Solo he estado una vez en París. Una visita relámpago durante un viaje de fin de Bachiller organizado por las monjas Teresianas. No haber regresado a la ciudad de la luz es un pecado que he intentado expiar este verano gracias a la conjunción casual de tres relatos con trasfondo bélico ambientados en la capital de Francia. Las avenidas y calles de París son escenario idóneo de comedias románticas, musicales, thrillers o dramas históricos, pero cuando Marte la visita, mudan en oscuros laberintos, afluentes de sangre. Estos tres libros, dos ellos adquiridos precisamente en la librería París-Valencia, están ambientados en tres momentos del siglo XX marcado por el dios del planeta rojo. Historias dispares que plasman los horrores de la guerra y cómo afectan a quienes la sufren, incluso después de haberse firmado la paz. En ellas descubrí curiosas conexiones, y al acabar este artículo, 24 de agosto de 2024, se cumplió el ochenta aniversario de la entrada en París de la mítica Nueve, o División Leclerc, formada por republicanos españoles, episodio que Paco Roca cuenta en su novela gráfica Los surcos del azar. ¿Pura casualidad o misteriosos designios del azar?

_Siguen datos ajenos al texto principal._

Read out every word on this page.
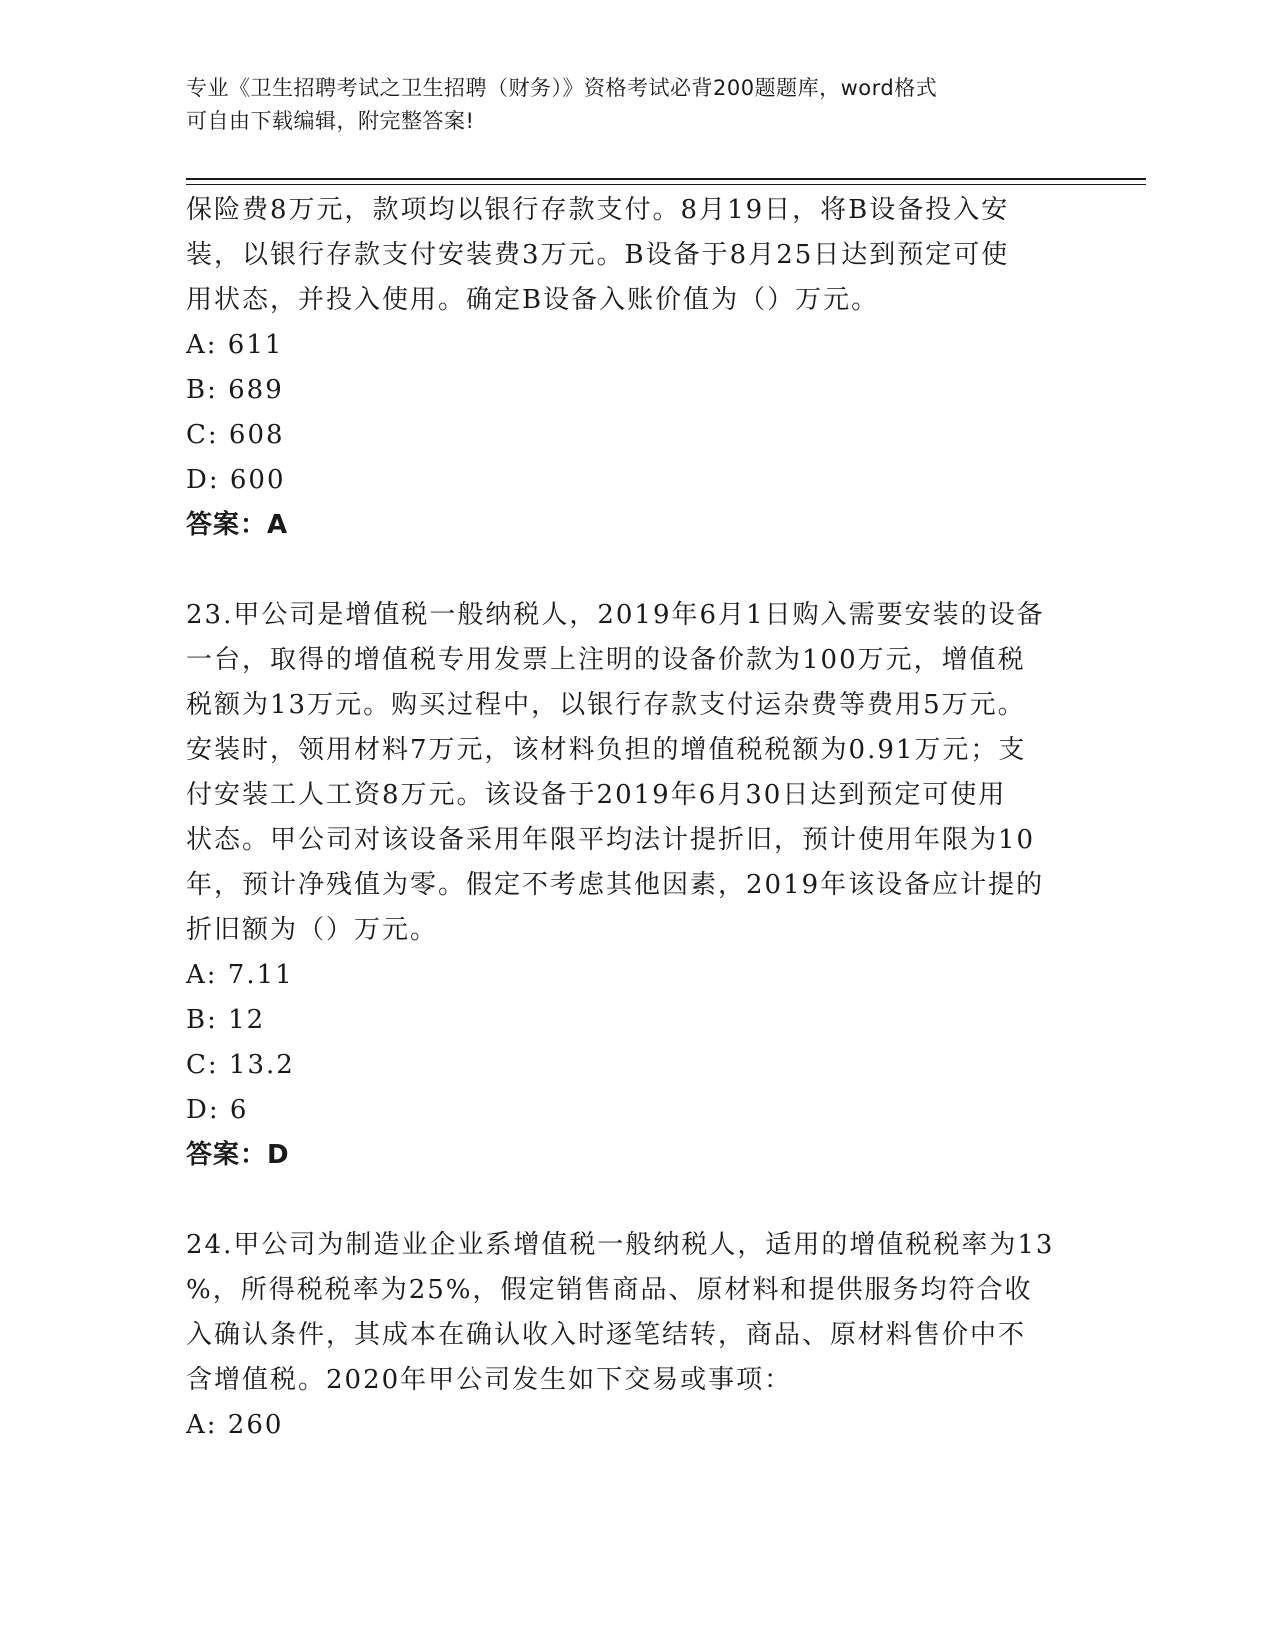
专业《卫生招聘考试之卫生招聘（财务）》资格考试必背200题题库，word格式
可自由下载编辑，附完整答案!

保险费8万元，款项均以银行存款支付。8月19日，将B设备投入安

装，以银行存款支付安装费3万元。B设备于8月25日达到预定可使

用状态，并投入使用。确定B设备入账价值为（）万元。

A: 611

B: 689

C: 608

D: 600

答案：A

23.甲公司是增值税一般纳税人，2019年6月1日购入需要安装的设备

一台，取得的增值税专用发票上注明的设备价款为100万元，增值税

税额为13万元。购买过程中，以银行存款支付运杂费等费用5万元。

安装时，领用材料7万元，该材料负担的增值税税额为0.91万元；支

付安装工人工资8万元。该设备于2019年6月30日达到预定可使用

状态。甲公司对该设备采用年限平均法计提折旧，预计使用年限为10

年，预计净残值为零。假定不考虑其他因素，2019年该设备应计提的

折旧额为（）万元。

A: 7.11

B: 12

C: 13.2

D: 6

答案：D

24.甲公司为制造业企业系增值税一般纳税人，适用的增值税税率为13

%，所得税税率为25%，假定销售商品、原材料和提供服务均符合收

入确认条件，其成本在确认收入时逐笔结转，商品、原材料售价中不

含增值税。2020年甲公司发生如下交易或事项：

A: 260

La única persona que se libra del venenoso aguijón de Navales es Ana María Sagi, atleta, poeta, reportera y primera mujer en la junta directiva de Fútbol Club Barcelona, cuya vida ha explorado De Prada muy a fondo en sendos libros. En un rapto de generosidad inusitado en él, Navales le cede su buhardilla y le regala unos zapatos a la última moda, ¡de cartón! Las mujeres son mejor tratadas por cuestión de testosterona, supongo, y aportan un leve perfume de dulzura: María Casares, Ana de Pombo, Nana de Herrera…
Con el resto Navales se muestra despiadado, especialmente con los artistas «polaquitos» (catalanes) de izquierdas que pretende reclutar para las actividades de Falange. Forman una variopinta galería que De Prada dibuja con certeros trazos: Federico Beltrán Massés, Emilio Grau Sala, Fabián de Castro, Honorio García Condoy, Pedro Flores, Óscar Domínguez, Antonio Clavé, Carlos Fontseré, Pedro Creixams o Apeles Fenosa, estos dos últimos refractarios a los intentos de captación del falangista. Y el valenciano Daniel Sabatés, llamado «pintor de brujas», que a veces iba a la morgue en busca de macabros modelos.

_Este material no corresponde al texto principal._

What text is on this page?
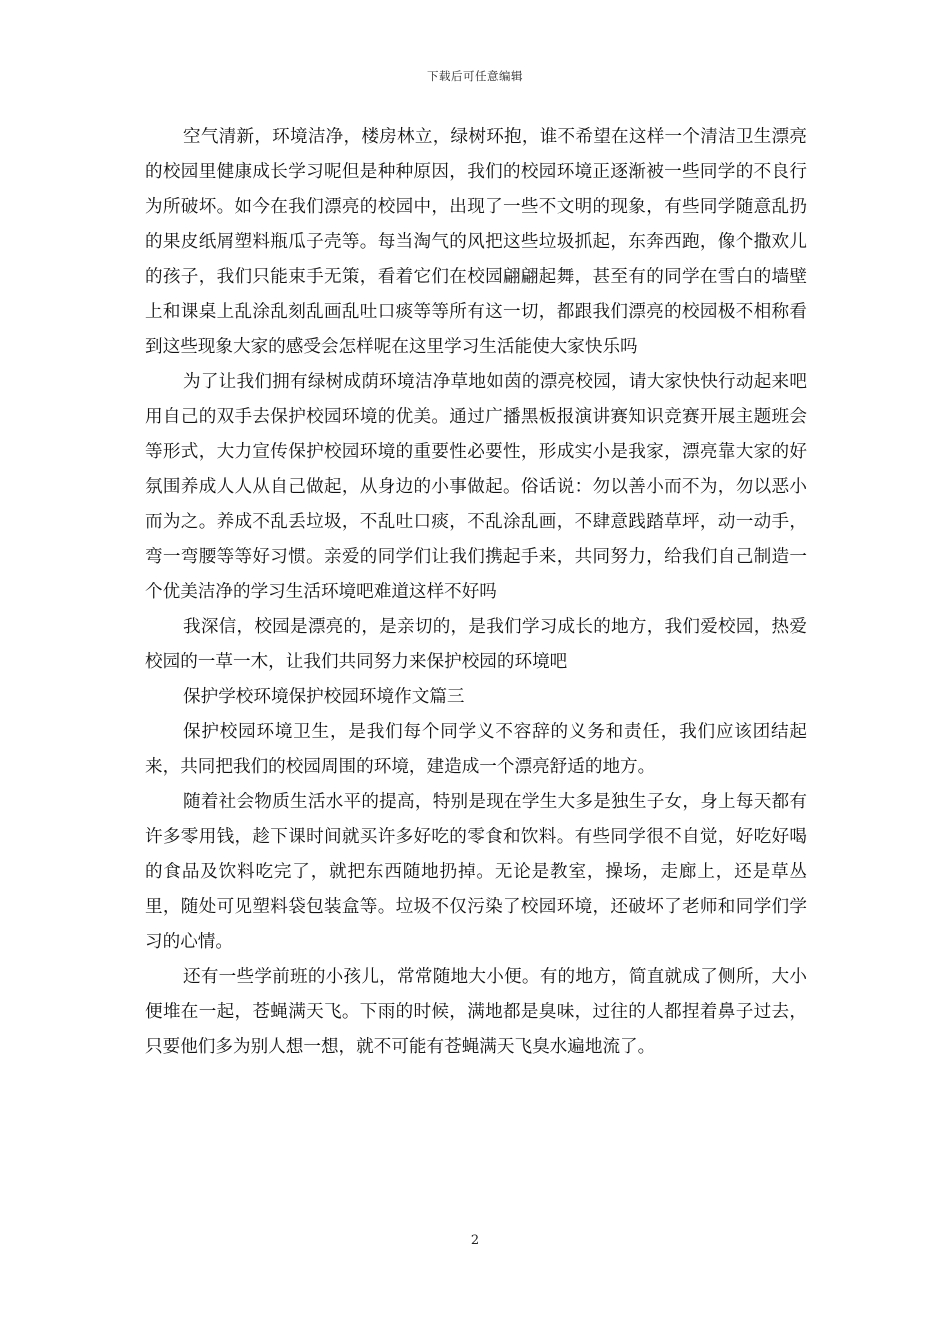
下载后可任意编辑

空气清新，环境洁净，楼房林立，绿树环抱，谁不希望在这样一个清洁卫生漂亮的校园里健康成长学习呢但是种种原因，我们的校园环境正逐渐被一些同学的不良行为所破坏。如今在我们漂亮的校园中，出现了一些不文明的现象，有些同学随意乱扔的果皮纸屑塑料瓶瓜子壳等。每当淘气的风把这些垃圾抓起，东奔西跑，像个撒欢儿的孩子，我们只能束手无策，看着它们在校园翩翩起舞，甚至有的同学在雪白的墙壁上和课桌上乱涂乱刻乱画乱吐口痰等等所有这一切，都跟我们漂亮的校园极不相称看到这些现象大家的感受会怎样呢在这里学习生活能使大家快乐吗

为了让我们拥有绿树成荫环境洁净草地如茵的漂亮校园，请大家快快行动起来吧用自己的双手去保护校园环境的优美。通过广播黑板报演讲赛知识竞赛开展主题班会等形式，大力宣传保护校园环境的重要性必要性，形成实小是我家，漂亮靠大家的好氛围养成人人从自己做起，从身边的小事做起。俗话说：勿以善小而不为，勿以恶小而为之。养成不乱丢垃圾，不乱吐口痰，不乱涂乱画，不肆意践踏草坪，动一动手，弯一弯腰等等好习惯。亲爱的同学们让我们携起手来，共同努力，给我们自己制造一个优美洁净的学习生活环境吧难道这样不好吗

我深信，校园是漂亮的，是亲切的，是我们学习成长的地方，我们爱校园，热爱校园的一草一木，让我们共同努力来保护校园的环境吧

保护学校环境保护校园环境作文篇三

保护校园环境卫生，是我们每个同学义不容辞的义务和责任，我们应该团结起来，共同把我们的校园周围的环境，建造成一个漂亮舒适的地方。

随着社会物质生活水平的提高，特别是现在学生大多是独生子女，身上每天都有许多零用钱，趁下课时间就买许多好吃的零食和饮料。有些同学很不自觉，好吃好喝的食品及饮料吃完了，就把东西随地扔掉。无论是教室，操场，走廊上，还是草丛里，随处可见塑料袋包装盒等。垃圾不仅污染了校园环境，还破坏了老师和同学们学习的心情。

还有一些学前班的小孩儿，常常随地大小便。有的地方，简直就成了侧所，大小便堆在一起，苍蝇满天飞。下雨的时候，满地都是臭味，过往的人都捏着鼻子过去，只要他们多为别人想一想，就不可能有苍蝇满天飞臭水遍地流了。

2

Pablo Picasso es un capítulo aparte. A través de la mirada sulfúrica de Navales vemos al mito despojado de su aura. Además de maltratador de mujeres —eso ya lo sabíamos—, avariento, despótico y grosero, es caracterizado como «pintamonas», «garajista», «tratante de ganado». Aconsejaría a quienes tienen al malagueño en un pedestal que se salten el capítulo correspondiente. Yo estoy curada de espanto. En el periodismo aprendes pronto a distinguir la distancia, a veces insalvable, que media entre el creador y su creación. Como le dice Ana de Pombo a Navales: «No todos podemos ser genios, y tal vez sea mejor así, porque no siempre la genialidad, o lo que el mundo entiende por genialidad, nace del bien (…). En cambio, todos podemos elegir el bien, si nos lo proponemos».
El nombre del cubista me recuerda una noche en blanco, la del 9 de septiembre de 1981, porque como redactora de Cultura de El País me encargaron ir a primerísima hora al aeropuerto a recibir el Guernica, y para que no se me pegaran las sábanas me la pasé bailando en Bocaccio. No sé cómo pude escribir luego la crónica. Hay que ver lo que aguanta una de joven si está suficientemente motivada. Y yo lo estaba. Para bailar y escribir. Todavía lo sigo estando.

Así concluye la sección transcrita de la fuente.